As investigações apontaram a utilização indevida de programas sociais como instrumento de cooptação de eleitores, com a concessão de benefícios financeiros vinculada a apoio político. O esquema resultou em ações penais, condenações, cassações de mandatos e longos processos judiciais que ainda reverberam nos tribunais.
Do ponto de vista jurídico-eleitoral, os desdobramentos da Operação Chequinho podem representar um obstáculo concreto à candidatura de diversos envolvidos em 2026. Isso porque a Lei Complementar nº 64/1990 (Lei da Ficha Limpa) prevê a inelegibilidade por oito anos para agentes públicos condenados por crimes eleitorais, abuso de poder político ou econômico, ou por decisões proferidas por órgão colegiado.
Mesmo nos casos em que ainda existam recursos pendentes, a situação de cada investigado ou condenado será analisada individualmente pela Justiça Eleitoral, especialmente no momento do registro de candidatura. Condenações confirmadas em segunda instância, ainda que sem trânsito em julgado, já são suficientes para impedir a participação no pleito.

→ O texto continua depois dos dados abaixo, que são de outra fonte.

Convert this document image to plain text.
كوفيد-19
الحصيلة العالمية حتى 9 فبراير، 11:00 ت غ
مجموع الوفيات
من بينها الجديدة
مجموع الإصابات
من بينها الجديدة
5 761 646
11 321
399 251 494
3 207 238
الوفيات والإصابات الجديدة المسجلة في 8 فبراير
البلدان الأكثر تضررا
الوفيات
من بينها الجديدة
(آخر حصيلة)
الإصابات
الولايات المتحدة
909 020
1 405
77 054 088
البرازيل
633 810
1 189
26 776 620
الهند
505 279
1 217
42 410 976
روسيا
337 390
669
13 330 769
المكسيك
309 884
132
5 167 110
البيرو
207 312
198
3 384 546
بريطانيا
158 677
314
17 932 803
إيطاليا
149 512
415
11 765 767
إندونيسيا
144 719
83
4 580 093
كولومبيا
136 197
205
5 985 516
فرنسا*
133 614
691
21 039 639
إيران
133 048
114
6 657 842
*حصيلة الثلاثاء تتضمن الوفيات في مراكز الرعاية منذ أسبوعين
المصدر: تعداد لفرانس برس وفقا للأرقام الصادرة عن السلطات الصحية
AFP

Além do impacto jurídico, a Operação Chequinho deixou uma marca política duradoura. O episódio se tornou símbolo de um modelo de gestão e de campanha eleitoral associado a práticas ilícitas, reforçando o escrutínio da sociedade, do Ministério Público e do Judiciário sobre figuras públicas ligadas ao caso.
Com a eleição de 2026 se aproximando, o histórico da Operação Chequinho tende a ser novamente lembrado — não apenas como um capítulo do passado, mas como um fator decisivo para definir quem poderá, ou não, disputar cargos eletivos em Campos dos Goytacazes.